Genç adam şehre döndü. Umduğundan daha erken... Erkek kardeşinin evleneceğini işittiğinde yaşadığı şaşkınlıkla beraber, sevinç ve hüzünle sarmalanmıştı. Her duyguyu kavrıyordu ama hüznü kavrayamıyordu. 

Kayseri'ye döndüğünde, kalabalık ailesinin içine karışmaya çalıştı. Belki içinin boşluğunu onlar doldurur umuduyla, saatlerde erkek kardeşleriyle muhabbet etti.

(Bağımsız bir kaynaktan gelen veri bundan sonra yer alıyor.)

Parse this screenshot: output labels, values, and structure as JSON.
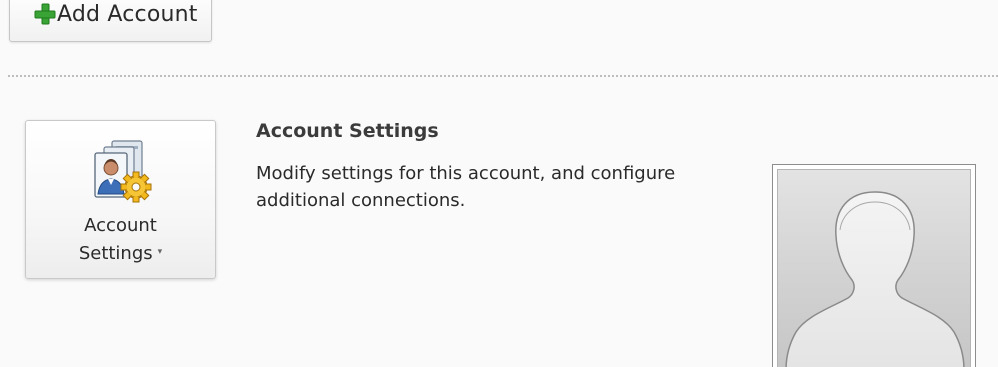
{
  "add_account": {
    "label": "Add Account",
    "icon": "green-plus-icon",
    "color": "#3aa335"
  },
  "account_settings": {
    "button_line1": "Account",
    "button_line2": "Settings",
    "caret": "▾",
    "icon": "account-settings-icon",
    "title": "Account Settings",
    "description": "Modify settings for this account, and configure additional connections."
  },
  "avatar": {
    "icon": "default-person-silhouette"
  }
}
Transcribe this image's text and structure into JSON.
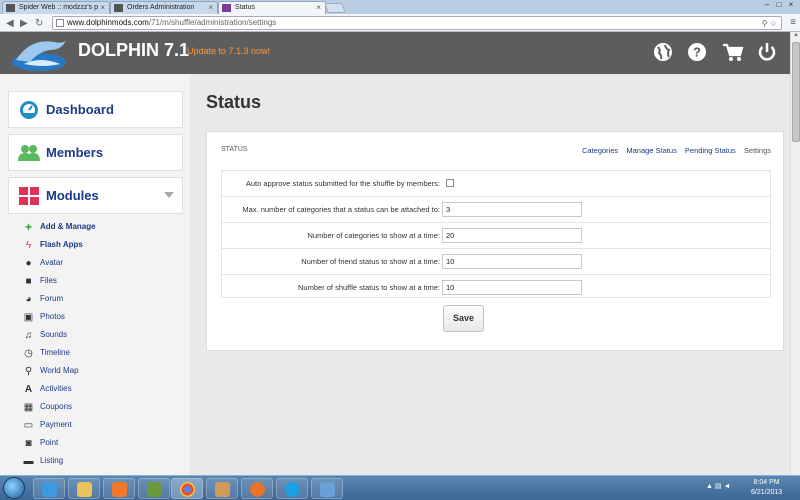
{
  "browser": {
    "tabs": [
      {
        "title": "Spider Web :: modzzz's p",
        "active": false
      },
      {
        "title": "Orders Administration",
        "active": false
      },
      {
        "title": "Status",
        "active": true
      }
    ],
    "url_host": "www.dolphinmods.com",
    "url_path": "/71/m/shuffle/administration/settings"
  },
  "header": {
    "brand": "DOLPHIN 7.1",
    "update_link": "Update to 7.1.3 now!",
    "icons": [
      "globe-icon",
      "help-icon",
      "cart-icon",
      "power-icon"
    ]
  },
  "sidebar": {
    "cards": [
      {
        "label": "Dashboard",
        "icon": "gauge-icon",
        "color": "#1e8fc9"
      },
      {
        "label": "Members",
        "icon": "users-icon",
        "color": "#5cb85c"
      },
      {
        "label": "Modules",
        "icon": "grid-icon",
        "color": "#e0335a"
      }
    ],
    "modules": [
      {
        "label": "Add & Manage",
        "icon": "plus-icon",
        "bold": true
      },
      {
        "label": "Flash Apps",
        "icon": "bolt-icon",
        "bold": true
      },
      {
        "label": "Avatar",
        "icon": "user-icon",
        "bold": false
      },
      {
        "label": "Files",
        "icon": "disk-icon",
        "bold": false
      },
      {
        "label": "Forum",
        "icon": "comments-icon",
        "bold": false
      },
      {
        "label": "Photos",
        "icon": "picture-icon",
        "bold": false
      },
      {
        "label": "Sounds",
        "icon": "music-icon",
        "bold": false
      },
      {
        "label": "Timeline",
        "icon": "clock-icon",
        "bold": false
      },
      {
        "label": "World Map",
        "icon": "map-marker-icon",
        "bold": false
      },
      {
        "label": "Activities",
        "icon": "activity-icon",
        "bold": false
      },
      {
        "label": "Coupons",
        "icon": "qrcode-icon",
        "bold": false
      },
      {
        "label": "Payment",
        "icon": "card-icon",
        "bold": false
      },
      {
        "label": "Point",
        "icon": "point-icon",
        "bold": false
      },
      {
        "label": "Listing",
        "icon": "briefcase-icon",
        "bold": false
      }
    ]
  },
  "main": {
    "title": "Status",
    "panel_title": "STATUS",
    "tabs": [
      "Categories",
      "Manage Status",
      "Pending Status",
      "Settings"
    ],
    "current_tab": "Settings",
    "fields": [
      {
        "label": "Auto approve status submitted for the shuffle by members:",
        "type": "checkbox",
        "value": ""
      },
      {
        "label": "Max. number of categories that a status can be attached to:",
        "type": "text",
        "value": "3"
      },
      {
        "label": "Number of categories to show at a time:",
        "type": "text",
        "value": "20"
      },
      {
        "label": "Number of friend status to show at a time:",
        "type": "text",
        "value": "10"
      },
      {
        "label": "Number of shuffle status to show at a time:",
        "type": "text",
        "value": "10"
      }
    ],
    "save_label": "Save"
  },
  "taskbar": {
    "time": "8:04 PM",
    "date": "6/21/2013"
  }
}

İsa, annesi ve babası halen dönmediği için, birazcık dağılmış haldeydiler. Onları toparlamak da tek yengeleri Selnur'a düşmüştü. Bir süreliğine evinden buraya gelmiş, kardeşlerine göz kulak oluyordu o ve ağabeyi. İsa, başına nasıl bir açmışsa artık, yıldırım nikahıyla evlenecekti. Bu da işlerin daha da uzayacağı anlamına geliyordu. 

Gerçi Musa, onun ve beşik kertmesinin bir araya geldiği her anın, bir olay olacağını en başından beri biliyordu. Kız her defasında İsa'nın adeta kafasına düşüyordu. Bunu mübalağa olsun diye söylemiyordu üstelik. Gerçekten kafasına düştüğü bir kaç sefere Musa da şahit olmuştu. 

Musa tüm bu karmaşada, kendini avutmakta olduğunu fark edene kadar günler geçti. Yaşamayı beceremediğini hissetmeden edemiyordu. Beceriksizce sohbetlere giriyor, insanları kırdığını düşünüyor, köşesine çekiliyordu. Yüksek seslere duyarlılığı vardı. Senelerce kalabalık ailesiyle yaşayan Musa için bu korkunç bir deneyimdi. Onlarla olmak istiyordu. Özlüyordu. Ama bulunduğunda, oraya ait değilmiş gibi hissediyordu.

Bu günlerde, garip huzursuzluğunu yatıştıran yegane kişi yeğeni Hatice'ydi. Yavrucağızın aslında yüzlerce ismi vardı ama herkes ona nihayetinde Hatice diyordu. Ağabeyi, senelerdir çocuk bekleyen sülalesinin kurbanı olmuştu. Herkes ayrı gönül koyunca, kızın bir düzine göbek adı olması kaçınılmazdı. 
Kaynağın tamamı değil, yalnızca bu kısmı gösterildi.